In a presentation Thursday, Cumberland County administrators recommended to the Board of Commissioners a $566.9 million budget for the next fiscal year with no changes in the property tax rate.
But the plan also calls for more than doubling the solid waste fee.
The proposed budget is more than last year’s spending of $553.7 million, with an increase of $13.2 million. Actual spending for this fiscal year, however, is projected to land at $520.5 million by June 30, the end of fiscal year 2023.
County Manager Clarence Grier, in his first budget presentation to the board since being hired earlier this year, said the economic challenges the county will face next year will be similar to that seen in the recent past.
“As we look at the economic outlook and aftermath of COVID-19, we continue to face some ongoing challenges and concerns such as the opioid addiction, mental health, upheaval due to the great resignation and wage growth that has caused inflation and supply-chain issues,” Grier said.
Solid waste fee increase
While no property tax increase is recommended in the 2024 budget, the county staff recommended increasing the solid waste fee from the current $56 to $130, a move that the county projects will generate $7.1 million in revenue. The solid waste fee is what the county uses to operate its landfills.
The county is also recommending increases in landfill tipping fees, a measure projected to generate $254,000 a year.
Beyond generating revenue, Grier said the increases will help finance construction and maintenance projects that will increase capacity at county landfills. The increases also, Grier said, will put Cumberland County more in line with neighboring counties.

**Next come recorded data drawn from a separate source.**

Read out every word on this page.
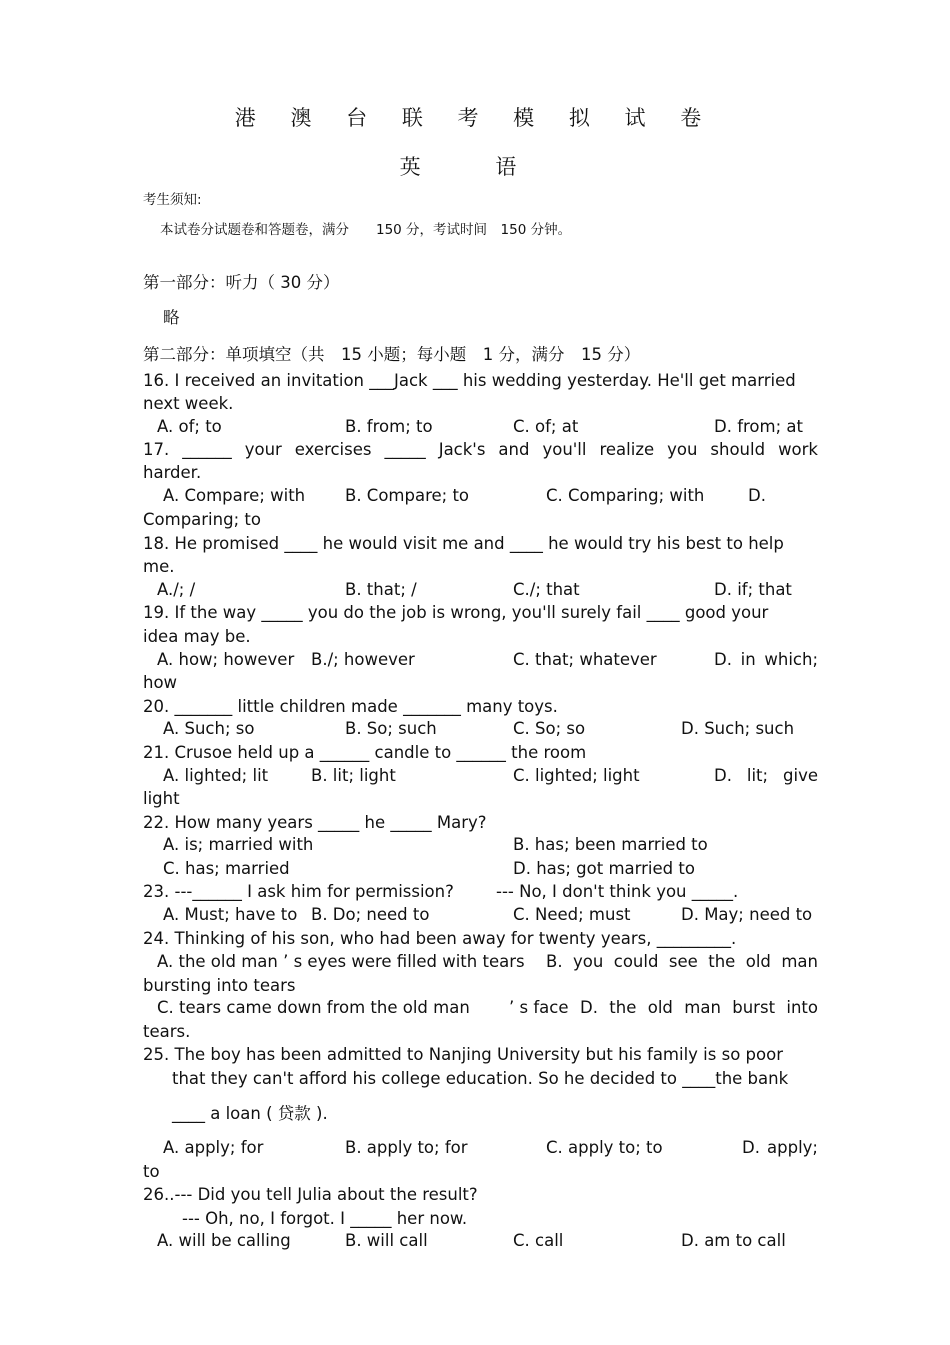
港 澳 台 联 考 模 拟 试 卷
英 语
考生须知:
本试卷分试题卷和答题卷，满分　　150 分，考试时间　150 分钟。
第一部分：听力（ 30 分）
略
第二部分：单项填空（共　15 小题；每小题　1 分，满分　15 分）
16. I received an invitation ___Jack ___ his wedding yesterday. He'll get married
next week.
A. of; to	B. from; to	C. of; at	D. from; at
17. ______ your exercises _____ Jack's and you'll realize you should work
harder.
A. Compare; with B. Compare; to	C. Comparing; with	D.
Comparing; to
18. He promised ____ he would visit me and ____ he would try his best to help
me.
A./; /	B. that; /	C./; that	D. if; that
19. If the way _____ you do the job is wrong, you'll surely fail ____ good your
idea may be.
A. how; however B./; however	C. that; whatever	D. in which;
how
20. _______ little children made _______ many toys.
A. Such; so	B. So; such	C. So; so	D. Such; such
21. Crusoe held up a ______ candle to ______ the room
A. lighted; lit	B. lit; light	C. lighted; light	D. lit; give
light
22. How many years _____ he _____ Mary?
A. is; married with	B. has; been married to
C. has; married	D. has; got married to
23. ---______ I ask him for permission?	--- No, I don't think you _____.
A. Must; have to B. Do; need to	C. Need; must	D. May; need to
24. Thinking of his son, who had been away for twenty years, _________.
A. the old man ’ s eyes were filled with tears B. you could see the old man
bursting into tears
C. tears came down from the old man ’ s face D. the old man burst into
tears.
25. The boy has been admitted to Nanjing University but his family is so poor
that they can't afford his college education. So he decided to ____the bank
____ a loan ( 贷款 ).
A. apply; for	B. apply to; for	C. apply to; to	D. apply;
to
26..--- Did you tell Julia about the result?
--- Oh, no, I forgot. I _____ her now.
A. will be calling	B. will call	C. call	D. am to call
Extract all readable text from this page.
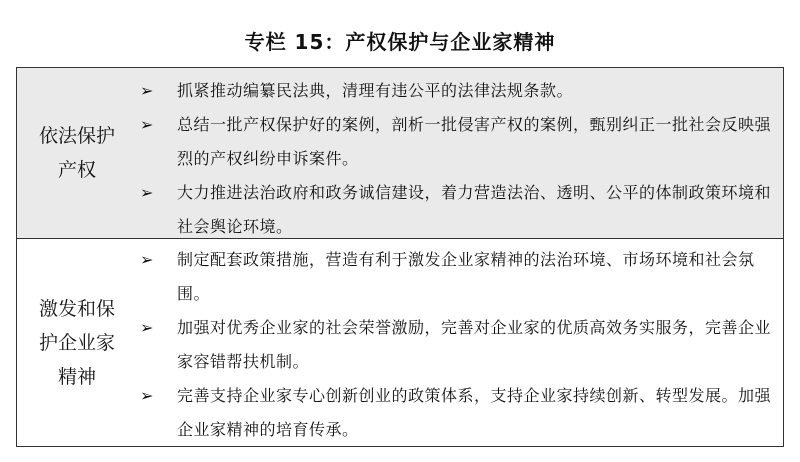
专栏 15：产权保护与企业家精神
依法保护
产权
➢ 抓紧推动编纂民法典，清理有违公平的法律法规条款。
➢ 总结一批产权保护好的案例，剖析一批侵害产权的案例，甄别纠正一批社会反映强烈的产权纠纷申诉案件。
➢ 大力推进法治政府和政务诚信建设，着力营造法治、透明、公平的体制政策环境和社会舆论环境。
激发和保
护企业家
精神
➢ 制定配套政策措施，营造有利于激发企业家精神的法治环境、市场环境和社会氛围。
➢ 加强对优秀企业家的社会荣誉激励，完善对企业家的优质高效务实服务，完善企业家容错帮扶机制。
➢ 完善支持企业家专心创新创业的政策体系，支持企业家持续创新、转型发展。加强企业家精神的培育传承。
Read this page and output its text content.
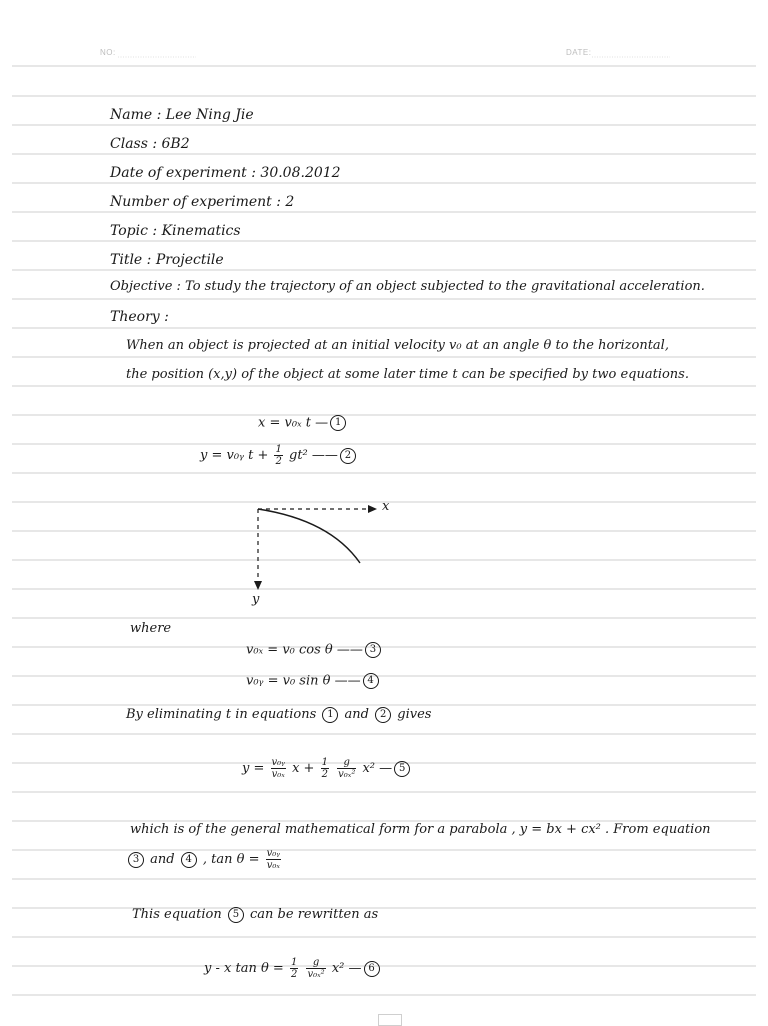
NO:	DATE:
Name : Lee Ning Jie
Class : 6B2
Date of experiment : 30.08.2012
Number of experiment : 2
Topic : Kinematics
Title : Projectile
Objective : To study the trajectory of an object subjected to the gravitational acceleration.
Theory :
When an object is projected at an initial velocity v₀ at an angle θ to the horizontal,
the position (x,y) of the object at some later time t can be specified by two equations.
x = v₀ₓ t — 1
y = v₀ᵧ $t + \frac{1}{2} gt^2$ —— 2
x
y
where
v₀ₓ = v₀ cos θ —— 3
v₀ᵧ = v₀ sin θ —— 4
By eliminating t in equations 1 and 2 gives
$y = \frac{\text{v₀ᵧ}}{\text{v₀ₓ}}$ $x + \frac{1}{2}$
$\frac{g}{\text{v₀ₓ²}} x^2$ — 5
which is of the general mathematical form for a parabola , y = bx + cx² . From equation
3 and 4 , $\tan \theta = \frac{\text{v₀ᵧ}}{\text{v₀ₓ}}$
This equation 5 can be rewritten as
y - x $\tan \theta = \frac{1}{2}$
$\frac{g}{\text{v₀ₓ²}} x^2$ — 6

“Tipping fees are the lowest in our region of any other county around us,” Grier said. “You can prevent others from bringing their waste to our landfills as we’re trying to expand the capacity.”
In the recommended budget, the county has allocated $87.5 million for Cumberland County Schools, a $3.2 million increase over last year. But it is lower than the $88.2 million that the Board of Education requested last month, CityView reported.
As for Fayetteville Technical Community College, the county is recommending funding of $15.4 million, up $1.2 million from last year but lower than the $16 million requested.
Crown Center funding
Earlier this month, the county unveiled the design for its $131.7 million Crown Event Center, a multipurpose center in downtown Fayetteville that’s set to replace the Crown Theater and Arena, CityView reported.
Revenue from the food and beverage tax and the occupancy tax in the recommended budget will be used to finance that project.
The event center is set to open by November 2025.
The commissioners did not ask any questions following Grier’s presentation, but the board is scheduled to meet at 5:30 p.m. next Thursday in Room 564 of the Cumberland County Courthouse for a work session on the budget.
A public hearing on the budget is scheduled for 7 p.m. June 7 in Room 118 at the courthouse.